Banc One Expected to Sell About 200 Rural Branches

Banc One Corp. may sell as many as 200 small-town and rural branches during the next couple of years, analysts and sources close to the company said.

The $112.5 billion-asset Columbus, Ohio, banking company has already agreed to sell 37 branches in small towns in Arizona, Colorado, and Utah to Community First Bankshares, Fargo, N.D. That announcement, made this month, was the first of many to come, the analysts and sources said.

Banc One also is packaging branches for sale in Texas, although it's unclear how many of its 189 offices in that state will be sold. Texas has the company's second-largest branch network. It operates about 400 offices in its home state and also owns banks in Illinois, Indiana, Kentucky, Louisiana, Oklahoma, West Virginia, and Wisconsin.

David Thomas, director of retail distribution for Banc One, said the company would not comment on branch divestiture plans.

"This sale of locations is one component of several activities," Mr. Thomas said. "The strategy includes consolidation of some offices, the opening of some offices, the sale of some offices, and the refurbishing of some."

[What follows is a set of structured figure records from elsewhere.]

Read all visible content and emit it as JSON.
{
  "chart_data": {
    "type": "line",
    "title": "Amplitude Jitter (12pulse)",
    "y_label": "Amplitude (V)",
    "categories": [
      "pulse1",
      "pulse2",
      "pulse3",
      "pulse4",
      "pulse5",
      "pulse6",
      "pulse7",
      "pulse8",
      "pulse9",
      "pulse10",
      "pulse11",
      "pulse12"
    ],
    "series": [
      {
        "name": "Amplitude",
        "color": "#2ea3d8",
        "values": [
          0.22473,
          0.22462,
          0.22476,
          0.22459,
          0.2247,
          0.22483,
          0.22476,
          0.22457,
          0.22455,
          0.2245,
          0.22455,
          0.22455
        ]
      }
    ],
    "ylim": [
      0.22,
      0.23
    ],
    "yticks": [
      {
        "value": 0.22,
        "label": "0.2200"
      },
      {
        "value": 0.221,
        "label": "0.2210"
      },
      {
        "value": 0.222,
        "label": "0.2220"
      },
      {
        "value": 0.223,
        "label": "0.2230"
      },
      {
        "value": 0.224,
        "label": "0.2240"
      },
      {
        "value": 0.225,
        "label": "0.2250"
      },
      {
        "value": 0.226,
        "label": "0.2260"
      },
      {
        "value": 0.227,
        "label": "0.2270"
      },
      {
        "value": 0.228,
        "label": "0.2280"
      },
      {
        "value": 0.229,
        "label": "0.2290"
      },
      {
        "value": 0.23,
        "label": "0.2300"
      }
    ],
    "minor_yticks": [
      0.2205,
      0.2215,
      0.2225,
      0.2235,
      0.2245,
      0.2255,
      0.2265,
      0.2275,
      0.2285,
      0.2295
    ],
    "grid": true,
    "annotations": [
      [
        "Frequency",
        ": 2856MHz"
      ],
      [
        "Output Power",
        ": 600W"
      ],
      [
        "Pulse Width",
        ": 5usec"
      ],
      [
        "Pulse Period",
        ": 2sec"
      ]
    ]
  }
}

In July the company said it took a $96.4 million charge in the second quarter related to a streamlining of the retail branch network. As part of that effort, Banc One said it would consolidate 200 branches in 18 months, replacing many with automated locations.

But analyst Anthony Davis of SBC Warburg Dillon Read Inc. said Banc One had announced at an analysts' conference in Phoenix last March that 25% of its 1,500 branches would be eliminated in the next couple of years. "When you start to look at that, that's a lot closer to 400 branches eliminated rather than 200 branches," he said.

Banc One is clearly not alone among companies shrinking their traditional-branch networks. Competitors, including Cleveland-based KeyCorp and National City Corp., have also announced plans to sell, close, or replace traditional branches with smaller or automated sites. BankAmerica Corp. and NationsBank Corp. have also been divesting branches in the past year.

"All large banks are very focused on optimizing their distribution," said Joseph Duwan, an analyst at Keefe, Bruyette & Woods Inc. Banc One, which once considered itself a giant "partnership" of community banks, has a much different focus now than it has had, Mr. Duwan said. Part of this includes greater emphasis on electronic banking, a concept more widely accepted in metropolitan areas rather than rural markets, he said.

Of the 37 offices and $640 million of deposits Banc One recently agreed to sell in the West, none was in a large market. Community First said it would pay $38 million, or about a 6% premium, for the deposits.

Sources familiar with the planned sale of Texas branches, which would go in three groups, said Banc One is hoping to get about a 5% premium on deposits.

Mr. Davis said Banc One was catching up with other large superregionals, such as NationsBank, that have been selling their less profitable branches.

For banking companies interested in serving small communities, the sale of branches by Banc One and other large companies could be an opportunity to expand market share.

"We like the prospect that there may be opportunities," said Donald R. Mengedoth, chief executive of Community First.